U.S. PE work at JTC is done onshore from our Boston office. Each of our clients has an integrated team assigned to their account and will get immediate responses from anyone on that team they wish to contact.

Will you have a tailored approach and full range of service offerings to meet my fund’s particular needs?

Different funds have different needs. Early-stage funds want to keep costs down while showing investors they have the necessary infrastructure in place. Mid-market funds may face heightened regulatory requirements and require more back-office support. Larger funds may be looking to expand globally and add new strategies. No matter the size, certain PE funds may be more focused in specialized areas, like real estate and impact investing, that come with their own set of requirements.

A fund administrator with a full range of offerings will grow with you, and JTC’s scalable, technology-driven platform provides that range: PE funds can choose the level of support they want for the stage they’re at, drawing on experienced professionals in specific sectors to deliver the results.

Can you manage both global and local regulatory requirements?

As they grow, U.S. PE funds are increasingly looking overseas to raise capital. But operating in new jurisdictions comes with an entirely new set of reporting and regulatory challenges.

JTC’s U.S. PE team is based in Boston, but the firm is global and primed to offer expertise in overseas fundraising, global domiciliation, and jurisdiction-specific regulatory requirements across Europe and Latin America.

Are you leveraging the most technologically advanced solutions on the market?

The digital maturity of PE firms tends to lag comparable industries, underscoring the importance of a tech-savvy third party fund administrator. From due diligence, contract management and reporting to data management and onboarding, investors increasingly expect PE firms to leverage technology to cut costs, improve transparency, and streamline processes.

JTC not only provides simple document management systems, automated reporting solutions, an easy-to-access online portal, and cutting-edge data processing methods, but does so with industry-leading compliance and data security in place.

Who will be accountable for ensuring requirements are met?

Due diligence should focus on the processes, the available expertise, and the technology the administrator uses. Look for this kind of value during the selection process.

For instance, who will do the work? Who will review and approve it before it’s shared? Finding a fund administrator with SOC 2 Type 1 Audit certifications will be key to ensure proper controls and governance is in place.

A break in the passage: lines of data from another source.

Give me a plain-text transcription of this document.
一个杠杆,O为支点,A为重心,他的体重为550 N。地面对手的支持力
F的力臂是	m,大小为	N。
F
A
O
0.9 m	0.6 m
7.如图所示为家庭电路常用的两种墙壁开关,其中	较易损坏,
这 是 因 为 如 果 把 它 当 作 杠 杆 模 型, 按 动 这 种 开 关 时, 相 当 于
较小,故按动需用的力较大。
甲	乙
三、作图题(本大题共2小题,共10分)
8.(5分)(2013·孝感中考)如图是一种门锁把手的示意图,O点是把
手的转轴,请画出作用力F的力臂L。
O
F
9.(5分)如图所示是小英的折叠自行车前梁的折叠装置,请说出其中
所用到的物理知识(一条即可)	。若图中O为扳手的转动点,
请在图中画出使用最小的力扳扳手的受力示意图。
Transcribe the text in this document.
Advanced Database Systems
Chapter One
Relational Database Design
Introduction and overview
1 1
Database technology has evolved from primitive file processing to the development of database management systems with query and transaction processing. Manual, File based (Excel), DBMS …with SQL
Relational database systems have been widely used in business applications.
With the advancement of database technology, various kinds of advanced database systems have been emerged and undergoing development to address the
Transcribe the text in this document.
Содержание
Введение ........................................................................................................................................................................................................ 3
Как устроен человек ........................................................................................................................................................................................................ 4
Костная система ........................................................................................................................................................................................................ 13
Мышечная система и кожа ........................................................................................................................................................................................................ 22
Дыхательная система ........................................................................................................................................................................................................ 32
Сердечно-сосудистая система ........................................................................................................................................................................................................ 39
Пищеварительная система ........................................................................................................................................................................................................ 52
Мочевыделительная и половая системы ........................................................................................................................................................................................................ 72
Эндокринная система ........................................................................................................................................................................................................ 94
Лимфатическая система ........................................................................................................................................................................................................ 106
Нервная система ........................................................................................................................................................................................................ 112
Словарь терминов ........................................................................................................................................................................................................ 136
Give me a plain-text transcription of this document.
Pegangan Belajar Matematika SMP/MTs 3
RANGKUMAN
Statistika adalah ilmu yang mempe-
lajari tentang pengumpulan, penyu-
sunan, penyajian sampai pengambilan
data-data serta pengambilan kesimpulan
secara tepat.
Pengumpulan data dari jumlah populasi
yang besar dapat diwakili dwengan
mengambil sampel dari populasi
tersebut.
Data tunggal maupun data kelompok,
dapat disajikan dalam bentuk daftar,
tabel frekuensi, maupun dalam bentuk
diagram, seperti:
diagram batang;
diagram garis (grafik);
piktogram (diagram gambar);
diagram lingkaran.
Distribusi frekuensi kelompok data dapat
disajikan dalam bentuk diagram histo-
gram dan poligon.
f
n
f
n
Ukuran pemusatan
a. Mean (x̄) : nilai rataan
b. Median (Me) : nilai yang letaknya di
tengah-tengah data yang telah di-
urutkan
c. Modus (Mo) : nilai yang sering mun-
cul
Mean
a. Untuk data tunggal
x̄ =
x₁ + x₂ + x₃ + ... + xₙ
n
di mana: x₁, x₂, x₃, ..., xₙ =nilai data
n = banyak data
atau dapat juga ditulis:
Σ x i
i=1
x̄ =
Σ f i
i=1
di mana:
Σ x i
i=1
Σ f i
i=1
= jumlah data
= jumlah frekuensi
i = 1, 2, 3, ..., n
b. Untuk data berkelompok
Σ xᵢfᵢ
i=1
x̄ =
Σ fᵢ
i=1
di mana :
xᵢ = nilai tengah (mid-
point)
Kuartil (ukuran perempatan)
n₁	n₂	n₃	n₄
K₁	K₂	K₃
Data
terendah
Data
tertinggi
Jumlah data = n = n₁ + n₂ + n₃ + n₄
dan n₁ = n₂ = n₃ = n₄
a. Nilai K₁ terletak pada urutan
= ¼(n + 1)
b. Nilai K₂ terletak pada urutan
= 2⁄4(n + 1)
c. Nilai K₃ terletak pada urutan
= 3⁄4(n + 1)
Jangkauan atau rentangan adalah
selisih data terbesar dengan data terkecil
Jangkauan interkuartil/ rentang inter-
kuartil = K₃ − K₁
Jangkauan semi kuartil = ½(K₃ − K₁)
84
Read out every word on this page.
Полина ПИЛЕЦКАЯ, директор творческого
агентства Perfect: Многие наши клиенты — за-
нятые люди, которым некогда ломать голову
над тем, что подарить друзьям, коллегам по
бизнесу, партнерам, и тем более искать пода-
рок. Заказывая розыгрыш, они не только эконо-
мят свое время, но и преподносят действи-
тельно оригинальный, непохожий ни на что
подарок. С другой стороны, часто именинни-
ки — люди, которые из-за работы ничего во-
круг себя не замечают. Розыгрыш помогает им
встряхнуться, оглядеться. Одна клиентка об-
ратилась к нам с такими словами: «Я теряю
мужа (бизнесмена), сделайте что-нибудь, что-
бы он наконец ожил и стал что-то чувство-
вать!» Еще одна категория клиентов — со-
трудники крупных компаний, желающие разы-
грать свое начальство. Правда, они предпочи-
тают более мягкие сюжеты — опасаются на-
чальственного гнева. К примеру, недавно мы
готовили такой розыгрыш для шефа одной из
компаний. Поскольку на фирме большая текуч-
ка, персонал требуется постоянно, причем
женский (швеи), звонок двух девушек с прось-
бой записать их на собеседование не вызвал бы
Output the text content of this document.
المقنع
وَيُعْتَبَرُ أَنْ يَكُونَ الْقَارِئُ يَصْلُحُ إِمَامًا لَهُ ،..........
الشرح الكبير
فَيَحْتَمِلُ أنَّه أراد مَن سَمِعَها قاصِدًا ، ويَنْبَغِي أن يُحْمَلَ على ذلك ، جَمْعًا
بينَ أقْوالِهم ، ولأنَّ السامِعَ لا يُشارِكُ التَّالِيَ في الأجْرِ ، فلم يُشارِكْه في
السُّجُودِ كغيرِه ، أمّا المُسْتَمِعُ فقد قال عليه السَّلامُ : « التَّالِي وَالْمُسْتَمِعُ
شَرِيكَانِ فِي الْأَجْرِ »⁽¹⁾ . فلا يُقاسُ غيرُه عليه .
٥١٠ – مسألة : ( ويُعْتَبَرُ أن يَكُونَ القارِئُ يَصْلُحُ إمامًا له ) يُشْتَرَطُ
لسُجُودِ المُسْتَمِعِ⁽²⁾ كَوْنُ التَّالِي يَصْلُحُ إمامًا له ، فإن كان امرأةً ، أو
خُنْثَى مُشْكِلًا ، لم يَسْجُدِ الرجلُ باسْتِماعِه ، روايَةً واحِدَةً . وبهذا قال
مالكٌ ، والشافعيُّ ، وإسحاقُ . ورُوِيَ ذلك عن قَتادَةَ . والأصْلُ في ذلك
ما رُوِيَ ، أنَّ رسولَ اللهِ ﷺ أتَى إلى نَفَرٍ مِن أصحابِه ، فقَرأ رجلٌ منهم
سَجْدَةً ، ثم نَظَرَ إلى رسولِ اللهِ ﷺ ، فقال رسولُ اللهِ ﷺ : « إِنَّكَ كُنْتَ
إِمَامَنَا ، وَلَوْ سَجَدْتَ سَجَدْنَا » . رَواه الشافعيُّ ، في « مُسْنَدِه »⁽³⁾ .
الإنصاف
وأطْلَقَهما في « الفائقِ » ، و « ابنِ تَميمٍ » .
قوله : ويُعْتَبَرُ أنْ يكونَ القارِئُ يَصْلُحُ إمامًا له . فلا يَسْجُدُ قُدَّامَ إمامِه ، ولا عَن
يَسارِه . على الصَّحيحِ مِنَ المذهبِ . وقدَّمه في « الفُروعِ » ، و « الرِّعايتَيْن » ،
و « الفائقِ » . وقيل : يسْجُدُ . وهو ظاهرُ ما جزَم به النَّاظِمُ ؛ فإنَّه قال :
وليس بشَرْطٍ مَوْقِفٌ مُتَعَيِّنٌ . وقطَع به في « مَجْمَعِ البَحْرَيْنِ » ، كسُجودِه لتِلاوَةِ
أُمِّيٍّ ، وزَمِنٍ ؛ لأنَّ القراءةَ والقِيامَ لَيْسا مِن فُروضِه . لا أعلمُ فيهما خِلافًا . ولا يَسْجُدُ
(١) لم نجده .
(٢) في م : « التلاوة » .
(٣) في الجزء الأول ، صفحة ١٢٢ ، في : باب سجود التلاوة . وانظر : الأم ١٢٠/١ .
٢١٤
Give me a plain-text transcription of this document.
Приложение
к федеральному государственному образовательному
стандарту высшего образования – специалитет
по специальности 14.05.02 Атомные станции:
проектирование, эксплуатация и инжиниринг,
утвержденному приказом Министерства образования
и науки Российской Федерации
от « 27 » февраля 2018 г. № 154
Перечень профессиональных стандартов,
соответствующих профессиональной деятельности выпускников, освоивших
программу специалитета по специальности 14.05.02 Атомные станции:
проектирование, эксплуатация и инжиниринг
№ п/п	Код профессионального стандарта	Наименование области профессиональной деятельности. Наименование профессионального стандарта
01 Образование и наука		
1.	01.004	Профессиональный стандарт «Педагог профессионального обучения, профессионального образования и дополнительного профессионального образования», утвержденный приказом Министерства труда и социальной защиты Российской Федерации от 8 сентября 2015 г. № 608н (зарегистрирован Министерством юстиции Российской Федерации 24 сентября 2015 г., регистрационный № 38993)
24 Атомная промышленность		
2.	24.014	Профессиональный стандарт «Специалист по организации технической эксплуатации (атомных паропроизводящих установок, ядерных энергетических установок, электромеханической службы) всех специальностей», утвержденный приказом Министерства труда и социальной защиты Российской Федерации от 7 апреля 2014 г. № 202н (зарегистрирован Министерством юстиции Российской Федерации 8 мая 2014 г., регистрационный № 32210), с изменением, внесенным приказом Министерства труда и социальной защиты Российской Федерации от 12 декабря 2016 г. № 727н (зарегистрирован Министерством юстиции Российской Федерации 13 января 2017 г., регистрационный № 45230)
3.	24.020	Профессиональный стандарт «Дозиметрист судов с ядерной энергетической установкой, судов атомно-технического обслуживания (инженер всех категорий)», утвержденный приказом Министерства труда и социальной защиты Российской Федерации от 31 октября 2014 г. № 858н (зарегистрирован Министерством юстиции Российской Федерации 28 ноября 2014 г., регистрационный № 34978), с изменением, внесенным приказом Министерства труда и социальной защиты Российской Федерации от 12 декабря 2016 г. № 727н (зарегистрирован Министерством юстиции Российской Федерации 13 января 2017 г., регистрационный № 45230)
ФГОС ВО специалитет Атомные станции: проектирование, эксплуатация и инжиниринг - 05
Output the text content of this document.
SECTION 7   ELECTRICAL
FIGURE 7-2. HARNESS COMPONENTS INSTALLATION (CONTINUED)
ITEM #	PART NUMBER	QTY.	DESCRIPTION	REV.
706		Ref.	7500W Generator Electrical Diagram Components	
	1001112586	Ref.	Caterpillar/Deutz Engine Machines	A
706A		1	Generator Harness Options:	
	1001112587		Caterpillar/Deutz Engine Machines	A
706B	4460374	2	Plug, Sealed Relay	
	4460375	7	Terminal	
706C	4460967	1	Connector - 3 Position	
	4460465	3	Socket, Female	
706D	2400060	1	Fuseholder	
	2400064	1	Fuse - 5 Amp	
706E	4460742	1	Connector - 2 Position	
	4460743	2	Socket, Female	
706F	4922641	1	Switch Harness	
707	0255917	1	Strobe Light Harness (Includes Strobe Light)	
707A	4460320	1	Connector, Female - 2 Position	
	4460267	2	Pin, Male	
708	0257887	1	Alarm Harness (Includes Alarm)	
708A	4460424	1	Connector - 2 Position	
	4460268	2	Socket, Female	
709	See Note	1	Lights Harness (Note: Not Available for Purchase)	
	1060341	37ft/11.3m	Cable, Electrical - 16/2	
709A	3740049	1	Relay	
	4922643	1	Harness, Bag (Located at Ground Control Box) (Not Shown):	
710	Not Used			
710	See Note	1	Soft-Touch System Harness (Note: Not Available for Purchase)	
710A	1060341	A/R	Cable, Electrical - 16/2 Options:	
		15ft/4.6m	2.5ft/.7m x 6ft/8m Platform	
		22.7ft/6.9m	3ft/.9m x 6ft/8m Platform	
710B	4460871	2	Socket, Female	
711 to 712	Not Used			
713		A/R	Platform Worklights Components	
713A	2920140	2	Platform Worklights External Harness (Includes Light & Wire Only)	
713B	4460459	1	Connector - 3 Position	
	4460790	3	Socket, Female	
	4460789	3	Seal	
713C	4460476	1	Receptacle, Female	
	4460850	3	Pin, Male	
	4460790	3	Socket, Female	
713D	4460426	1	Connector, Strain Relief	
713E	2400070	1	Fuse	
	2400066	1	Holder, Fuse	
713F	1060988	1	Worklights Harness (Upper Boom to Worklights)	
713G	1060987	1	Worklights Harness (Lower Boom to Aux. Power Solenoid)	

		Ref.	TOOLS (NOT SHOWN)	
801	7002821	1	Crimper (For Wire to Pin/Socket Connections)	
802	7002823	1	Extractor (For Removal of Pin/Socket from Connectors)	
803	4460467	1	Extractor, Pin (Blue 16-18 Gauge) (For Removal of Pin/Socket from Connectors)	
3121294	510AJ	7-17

Look for a Fund Administrator Who Listens

Communication is key to effective administration. Don’t hesitate to voice your needs and concerns—if you don’t speak up, you’re more likely to get generic answers and solutions. Look at the corporate culture of your administrator—do they share your organizational values? And again, most importantly, can this administrator support your growth, whether it’s operational or geographical?

The PE landscape will continue to evolve and grow in the years to come. Now is the time to put in place the most effective fund administration so you can seize the opportunities ahead.